Patricia Engel has the extremely familiar story of having come to Miami for what she thought would be a year -- 13 years ago.
She came from New York (after growing up in New Jersey) for graduate school at Florida International University (FIU), and in the years that followed, South Florida took hold of her, something fierce. That's reflected in her latest novel, The Veins of the Ocean (Grove Atlantic), which came out this week in paperback. The book is steeped in the culture and complexity of Miami and the Keys, with themes that include water, invasive species, the Everglades, dolphins in captivity, Florida's death penalty ("the accident of geography," the story's narrator calls it), and immigration from Latin America and the Caribbean. Tomorrow (Thursday, May 18), she'll be discussing the novel at Books & Books in Coral Gables.
You can listen to our interview here or read it below.
I don't want to give too much away, so I'll just say that it opens with a really dramatic and tragic event that sets the stage for the rest of the story.
I think we can we can say what it is without giving much away: A baby is being tossed off a bridge into Biscayne Bay. And that all started with a little story that my mother told me once when we were driving together. Out of nowhere she pointed to a bridge, and she said, "Oh, a long time ago a man threw a baby off of that bridge." And I was just shaken by that. I couldn't believe it, but she didn't have any details -- what happened or why or what happened afterwards. She just knew that much.
And years after I heard that little anecdote, I wrote a short story called "The Bridge." So the story was published in 2009 or so by The Atlantic. And I went on to write other things. I published my first book, "Vida," and I published another novel called "It's Not Love, It's Just Paris," but that story always stayed with me in a way that other stories have not. And so I knew that I would have to come back to it and write the rest of that narrator's story.
I remember interviewing you shortly after your first book of short stories, "Vida," came out, and there were a couple of stories that were set in Miami, but this novel ... feels like it goes so much deeper into this place and into its complexities. Is that a function of you living here for a long time now?
I think so. I moved to Florida 13 years ago from New York, and before that I was living in New Jersey, and I spent some time in Paris. Moving here and living so close to the ocean was entirely new for me, and I'm totally in love with the ocean and have a very romantic perspective of it probably, compared to people who've grown up beside the ocean all their lives. So ... I wanted to write about people who live all their lives by the sea, and how does that make them different? How does that inform their perspective on the world?
A lot of this story actually takes place under the water. Did you spend a lot of time underwater to write those sections, and did you do those freediving breathing exercises?
I did. The sport of freediving, which is breath-hold diving or scuba without tanks, figures pretty prominently in the plot of the story. And I'd already been a scuba diver. I became a certified freediver as well, and I went through the whole thing of taking a boat out into the middle of nowhere in the ocean and just throwing myself in the water with nothing, holding my breath and trying to go as far down as I could.
What did that feel like?
It's kind of a mix of this astonishing solitude, but at the same time it's so comfortable.
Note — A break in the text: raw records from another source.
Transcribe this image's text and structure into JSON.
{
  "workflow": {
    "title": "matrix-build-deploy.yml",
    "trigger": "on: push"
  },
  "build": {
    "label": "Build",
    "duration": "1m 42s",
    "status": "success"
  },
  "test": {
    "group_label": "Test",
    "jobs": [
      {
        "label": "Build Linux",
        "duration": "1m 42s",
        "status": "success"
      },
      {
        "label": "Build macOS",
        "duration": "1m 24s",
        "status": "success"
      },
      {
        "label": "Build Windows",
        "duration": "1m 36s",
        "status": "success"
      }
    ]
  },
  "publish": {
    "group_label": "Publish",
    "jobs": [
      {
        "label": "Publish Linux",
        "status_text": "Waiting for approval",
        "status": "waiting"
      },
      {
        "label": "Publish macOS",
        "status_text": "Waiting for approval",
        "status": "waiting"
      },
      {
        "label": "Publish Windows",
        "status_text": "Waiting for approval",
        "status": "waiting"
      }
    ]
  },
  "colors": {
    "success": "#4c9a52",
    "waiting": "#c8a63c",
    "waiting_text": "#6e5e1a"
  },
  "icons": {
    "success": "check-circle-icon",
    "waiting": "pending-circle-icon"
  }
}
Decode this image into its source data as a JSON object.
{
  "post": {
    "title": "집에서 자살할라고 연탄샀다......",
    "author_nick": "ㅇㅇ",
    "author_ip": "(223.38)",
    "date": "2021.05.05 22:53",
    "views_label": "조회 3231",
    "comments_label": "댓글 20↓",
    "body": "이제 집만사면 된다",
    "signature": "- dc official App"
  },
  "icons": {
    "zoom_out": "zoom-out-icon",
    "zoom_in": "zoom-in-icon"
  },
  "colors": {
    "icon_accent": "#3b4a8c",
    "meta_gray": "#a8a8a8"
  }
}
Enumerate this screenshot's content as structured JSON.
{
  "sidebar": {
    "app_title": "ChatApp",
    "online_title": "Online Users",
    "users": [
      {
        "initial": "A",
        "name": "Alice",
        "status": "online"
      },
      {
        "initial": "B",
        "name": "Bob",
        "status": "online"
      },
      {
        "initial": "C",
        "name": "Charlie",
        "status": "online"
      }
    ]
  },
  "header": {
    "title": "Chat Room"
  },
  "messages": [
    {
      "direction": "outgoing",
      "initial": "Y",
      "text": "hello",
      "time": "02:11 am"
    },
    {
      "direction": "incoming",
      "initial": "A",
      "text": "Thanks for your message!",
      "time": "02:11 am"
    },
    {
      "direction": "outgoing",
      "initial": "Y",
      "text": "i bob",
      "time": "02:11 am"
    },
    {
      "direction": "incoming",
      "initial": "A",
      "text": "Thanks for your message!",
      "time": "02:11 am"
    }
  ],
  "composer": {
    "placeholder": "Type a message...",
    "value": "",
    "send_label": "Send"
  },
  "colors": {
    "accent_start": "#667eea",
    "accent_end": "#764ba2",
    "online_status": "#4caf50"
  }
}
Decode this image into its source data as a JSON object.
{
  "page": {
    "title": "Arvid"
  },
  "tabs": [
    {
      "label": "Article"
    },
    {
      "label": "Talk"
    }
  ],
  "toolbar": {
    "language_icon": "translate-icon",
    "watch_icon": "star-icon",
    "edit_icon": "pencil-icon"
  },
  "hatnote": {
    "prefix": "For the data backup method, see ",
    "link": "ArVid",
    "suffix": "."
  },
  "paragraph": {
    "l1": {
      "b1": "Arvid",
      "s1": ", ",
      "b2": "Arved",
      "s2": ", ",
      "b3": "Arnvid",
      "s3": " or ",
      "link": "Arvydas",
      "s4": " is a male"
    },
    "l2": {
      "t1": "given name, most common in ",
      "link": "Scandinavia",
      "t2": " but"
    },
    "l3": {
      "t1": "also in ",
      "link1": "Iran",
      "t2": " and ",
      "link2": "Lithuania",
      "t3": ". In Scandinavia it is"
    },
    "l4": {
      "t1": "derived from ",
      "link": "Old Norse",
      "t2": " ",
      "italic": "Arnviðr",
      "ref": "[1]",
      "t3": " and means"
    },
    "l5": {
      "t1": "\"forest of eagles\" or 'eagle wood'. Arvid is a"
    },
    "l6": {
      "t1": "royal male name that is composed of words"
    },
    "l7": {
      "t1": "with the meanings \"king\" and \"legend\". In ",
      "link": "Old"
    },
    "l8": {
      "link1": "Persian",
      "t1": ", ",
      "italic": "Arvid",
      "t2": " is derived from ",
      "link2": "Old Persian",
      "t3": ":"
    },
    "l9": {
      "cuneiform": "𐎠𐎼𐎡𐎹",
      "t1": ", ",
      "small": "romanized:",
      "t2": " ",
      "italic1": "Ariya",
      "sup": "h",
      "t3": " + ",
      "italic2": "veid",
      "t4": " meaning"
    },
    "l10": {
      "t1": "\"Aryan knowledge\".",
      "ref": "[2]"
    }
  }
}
When you're out in the ocean you can't see land, you can't see anything, and you realize how alone you really are, right? How defenseless we really are in this world. But at the same time it's OK.
How long did you stay under for and how how deep did you go?
I can't remember my numbers exactly, but I could probably hold my breath like three minutes or so.
Wow. I'm getting a little out of breath listening to you describe that. ... There's a scene where there are some migrants who've come ashore and are making their way through mangroves. And you write: They probably weren't Cubans though, or the police wouldn't be trying to smoke them out of the park like this. So you hit upon the "wet foot, dry foot" policy.
Yes. Once, long before I lived here, when I was growing up, I was here on vacation and some migrants landed, and there was the whole thing with the helicopters circling overhead and the dogs, and I remember ... this hysteria. And I later found out that they were Haitians -- as opposed to other times when you've seen migrants show up on Florida's shores, and they're greeted with celebration.
It [the novel] starts off in South Florida and then moves into the Florida Keys. There are forays into Cuba, where I spent a lot of time doing research, and also on the Caribbean coast of Colombia.
And you have Colombian roots, right?
Yes, both my parents are Colombian. My father migrated with most of his family, so I can't say that it was lonely, but there was always this sense of what was left behind. What was lost. And it's almost as if you're living a parallel life, this new life here, which roots are very shallow, and all the deeper roots have just been severed in the other country.
When you first imagined writing this book, did you intend it to be so steeped in the experience of Miami and the Keys?
Yes. I'm always writing for the people who know a place better than I do. And because I'm not from here -- well, I'm kind of from here now -- but I love South Florida so, so much that I just wanted to write it so that the people who know it better than I do could read it and think that maybe I got it right.